Trias
›Eine Radarfalle.‹ Danach brach die Sprachaufzeichnung ab.« Kaltenborn raschelte mit seinen Papieren. Seine Zuhörer blickten ihn gespannt an.
»Mal abgesehen von den verheerenden Folgen für die Verunglückten, konstatieren wir eine alarmierende Unruhe in den Stabsdienststellen der ausländischen Dienste, die sich mit der Vorbereitung des G8-Gipfels beschäftigen. Vor allem beim amerikanischen Secret Service liegen offenbar die Nerven blank.«
Kaltenborn machte erneut eine Pause und atmete durch. »Man spricht bereits von einer Verschiebung des Gipfels in ein anderes Land«, fuhr er fort. »Das müssen wir, und das sage ich jetzt mit aller gebotenen Zurückhaltung, in jedem Fall verhindern. Wenn wir dies zuließen, gäben wir, ohne es zu wollen, Schwächen zu, die in Wirklichkeit aber gar nicht existieren.« Er lächelte dünn und presste dabei die Lippen aufeinander. »Lassen Sie mich zu dem Attentat zurückkehren … Zum bisherigen Auswertungsstand ist Folgendes zu sagen: Als Explosionskörper wurde eine Blitzertonne benutzt, die man eigentlich nur im sicheren Bestand der Verkehrspolizei vermuten würde. Als Auslöser der Explosion wurde wiederum eine Art Schnur verwendet, die sowohl bei uns als auch in der früheren DDR und in einigen Ländern der früheren Warschauer-Pakt-Staaten bis vor rund zwanzig Jahren als Kontaktschleife in Gebrauch war. Mit ihr maß man die Geschwindigkeit darüberrollender Reifen. Ein perfektes System, das für den Anschlag allerdings modifiziert wurde. Die Kamera in der Blitzertonne reagierte zunächst auf das Nummernschild, worauf die Kontaktschleife blitzschnell die Explosion auslöste. Die Attentäter mussten auf diese Weise nicht selbst vor Ort sein.« Kaltenborn holte Luft. »Sie sind also auf Nummer sicher gegangen. Spurenleser fanden nahe der Unglücksstelle nicht nur Reste dieser speziellen Schnüre, sie entdeckten auch ein Stückchen Papier, ähnlich der Banderole einer Zigarettenpackung. Unser Labor ist dabei herauszufinden, um welche Zigarettenmarke es sich handelt …«
»Und wenn die Packung von einem Grenzgänger stammt?«, unterbrach ihn Sachsens LKA-Chef Schafgerber abrupt, doch Kaltenborn überhörte die Bemerkung und fuhr fort.

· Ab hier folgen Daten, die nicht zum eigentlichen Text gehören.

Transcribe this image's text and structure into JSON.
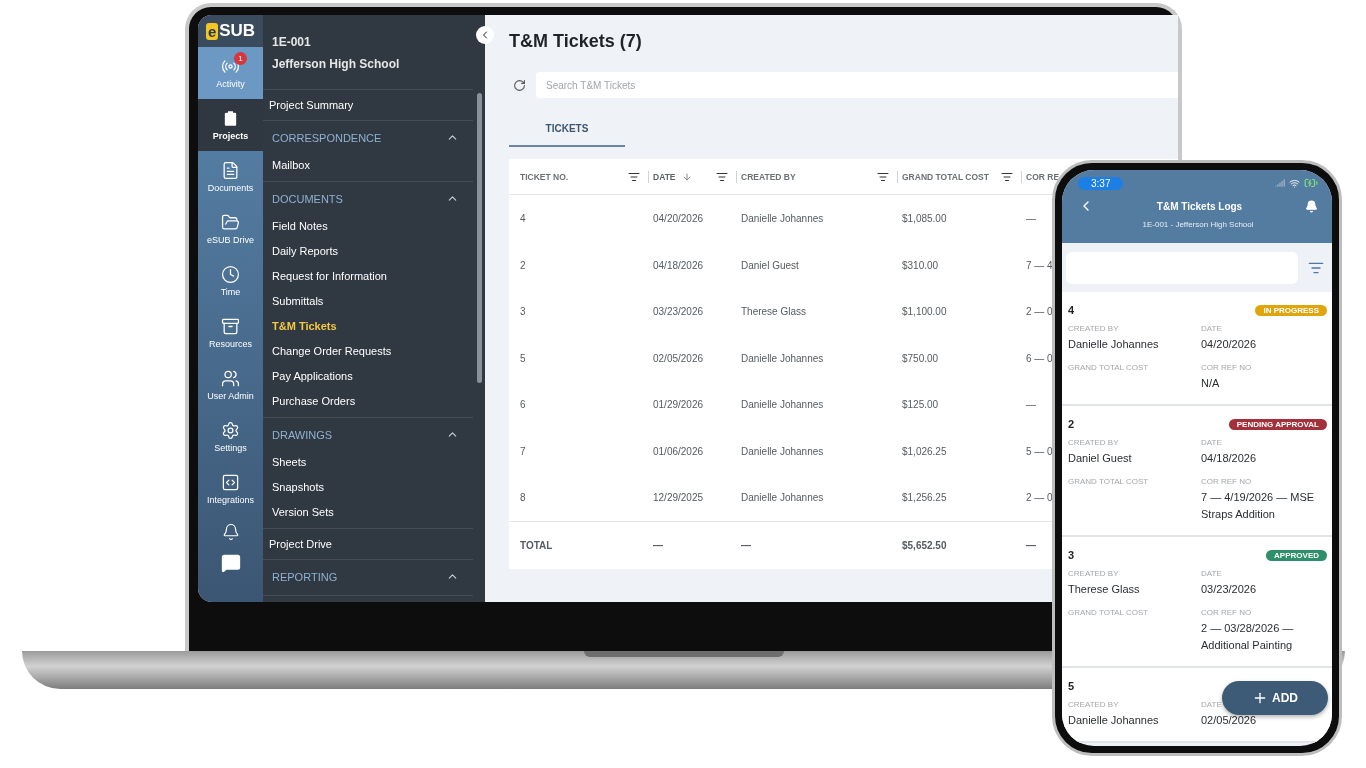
{
  "laptop": {
    "logo": {
      "mark": "e",
      "text": "SUB"
    },
    "rail": [
      {
        "kind": "activity",
        "label": "Activity",
        "selected": false,
        "highlighted": true,
        "badge": "1"
      },
      {
        "kind": "projects",
        "label": "Projects",
        "selected": true,
        "highlighted": false
      },
      {
        "kind": "documents",
        "label": "Documents",
        "selected": false,
        "highlighted": false
      },
      {
        "kind": "drive",
        "label": "eSUB Drive",
        "selected": false,
        "highlighted": false
      },
      {
        "kind": "time",
        "label": "Time",
        "selected": false,
        "highlighted": false
      },
      {
        "kind": "resources",
        "label": "Resources",
        "selected": false,
        "highlighted": false
      },
      {
        "kind": "users",
        "label": "User Admin",
        "selected": false,
        "highlighted": false
      },
      {
        "kind": "settings",
        "label": "Settings",
        "selected": false,
        "highlighted": false
      },
      {
        "kind": "integrations",
        "label": "Integrations",
        "selected": false,
        "highlighted": false
      }
    ],
    "project": {
      "code": "1E-001",
      "name": "Jefferson High School"
    },
    "nav": [
      {
        "kind": "link",
        "label": "Project Summary",
        "selected": false
      },
      {
        "kind": "section",
        "label": "CORRESPONDENCE",
        "expanded": true,
        "children": [
          {
            "label": "Mailbox",
            "selected": false
          }
        ]
      },
      {
        "kind": "section",
        "label": "DOCUMENTS",
        "expanded": true,
        "children": [
          {
            "label": "Field Notes",
            "selected": false
          },
          {
            "label": "Daily Reports",
            "selected": false
          },
          {
            "label": "Request for Information",
            "selected": false
          },
          {
            "label": "Submittals",
            "selected": false
          },
          {
            "label": "T&M Tickets",
            "selected": true
          },
          {
            "label": "Change Order Requests",
            "selected": false
          },
          {
            "label": "Pay Applications",
            "selected": false
          },
          {
            "label": "Purchase Orders",
            "selected": false
          }
        ]
      },
      {
        "kind": "section",
        "label": "DRAWINGS",
        "expanded": true,
        "children": [
          {
            "label": "Sheets",
            "selected": false
          },
          {
            "label": "Snapshots",
            "selected": false
          },
          {
            "label": "Version Sets",
            "selected": false
          }
        ]
      },
      {
        "kind": "link",
        "label": "Project Drive",
        "selected": false
      },
      {
        "kind": "section",
        "label": "REPORTING",
        "expanded": true
      }
    ],
    "title": "T&M Tickets (7)",
    "search": {
      "placeholder": "Search T&M Tickets"
    },
    "tabs": [
      {
        "label": "TICKETS",
        "selected": true
      }
    ],
    "table": {
      "columns": [
        {
          "label": "TICKET NO.",
          "sorted": false
        },
        {
          "label": "DATE",
          "sorted": true
        },
        {
          "label": "CREATED BY",
          "sorted": false
        },
        {
          "label": "GRAND TOTAL COST",
          "sorted": false
        },
        {
          "label": "COR RE",
          "sorted": false
        }
      ],
      "rows": [
        [
          "4",
          "04/20/2026",
          "Danielle Johannes",
          "$1,085.00",
          "—"
        ],
        [
          "2",
          "04/18/2026",
          "Daniel Guest",
          "$310.00",
          "7 — 4"
        ],
        [
          "3",
          "03/23/2026",
          "Therese Glass",
          "$1,100.00",
          "2 — 0"
        ],
        [
          "5",
          "02/05/2026",
          "Danielle Johannes",
          "$750.00",
          "6 — 0"
        ],
        [
          "6",
          "01/29/2026",
          "Danielle Johannes",
          "$125.00",
          "—"
        ],
        [
          "7",
          "01/06/2026",
          "Danielle Johannes",
          "$1,026.25",
          "5 — 0"
        ],
        [
          "8",
          "12/29/2025",
          "Danielle Johannes",
          "$1,256.25",
          "2 — 0"
        ]
      ],
      "total": [
        "TOTAL",
        "—",
        "—",
        "$5,652.50",
        "—"
      ]
    }
  },
  "phone": {
    "time": "3:37",
    "title": "T&M Tickets Logs",
    "subtitle": "1E-001 - Jefferson High School",
    "cards": [
      {
        "number": "4",
        "status": {
          "label": "IN PROGRESS",
          "color": "#e0a40c"
        },
        "fields": [
          {
            "label": "CREATED BY",
            "value": "Danielle  Johannes"
          },
          {
            "label": "DATE",
            "value": "04/20/2026"
          },
          {
            "label": "GRAND TOTAL COST"
          },
          {
            "label": "COR REF NO",
            "value": "N/A"
          }
        ]
      },
      {
        "number": "2",
        "status": {
          "label": "PENDING APPROVAL",
          "color": "#a3313b"
        },
        "fields": [
          {
            "label": "CREATED BY",
            "value": "Daniel  Guest"
          },
          {
            "label": "DATE",
            "value": "04/18/2026"
          },
          {
            "label": "GRAND TOTAL COST"
          },
          {
            "label": "COR REF NO",
            "value": "7 — 4/19/2026 — MSE Straps Addition"
          }
        ]
      },
      {
        "number": "3",
        "status": {
          "label": "APPROVED",
          "color": "#2f8f6a"
        },
        "fields": [
          {
            "label": "CREATED BY",
            "value": "Therese  Glass"
          },
          {
            "label": "DATE",
            "value": "03/23/2026"
          },
          {
            "label": "GRAND TOTAL COST"
          },
          {
            "label": "COR REF NO",
            "value": "2 — 03/28/2026 — Additional Painting"
          }
        ]
      },
      {
        "number": "5",
        "fields": [
          {
            "label": "CREATED BY",
            "value": "Danielle  Johannes"
          },
          {
            "label": "DATE",
            "value": "02/05/2026"
          }
        ]
      }
    ],
    "add_button": "ADD"
  }
}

»Bei der Analyse der Sprengstoffspuren stießen wir - und das überraschte uns nicht - auf Y3 aus tschechischer Produktion. Wir nehmen an, dass etwa 150 Kilogramm hochgejagt wurden. Eine ausreichende Menge Plastiksprengstoff, um einen vorbeifahrenden Doppelstockbus zu zerlegen …«
Kaltenborn sah über die Ränder seiner Lesebrille auf einen imaginären Punkt an der rohen Betonwand des Raumes. Dann kehrte er zu seinen Aufzeichnungen zurück.
»Interessanterweise findet heute C4-Sprengstoff und nicht das in die Jahre gekommene, aber nicht weniger gefährliche Y3 Verwendung. Diese spezielle Form des Semtex muss aus Altbeständen der tschechischen Armee oder aus Lagerbeständen der tschechischen Firma Explosia in Semtin selbst stammen. Y3 ist weder nach den NATO-Richtlinien ausreichend zertifiziert noch mit den heute gültigen metallischen Markierungen versehen.« Wieder schob der BKA-Vize eine Atempause ein.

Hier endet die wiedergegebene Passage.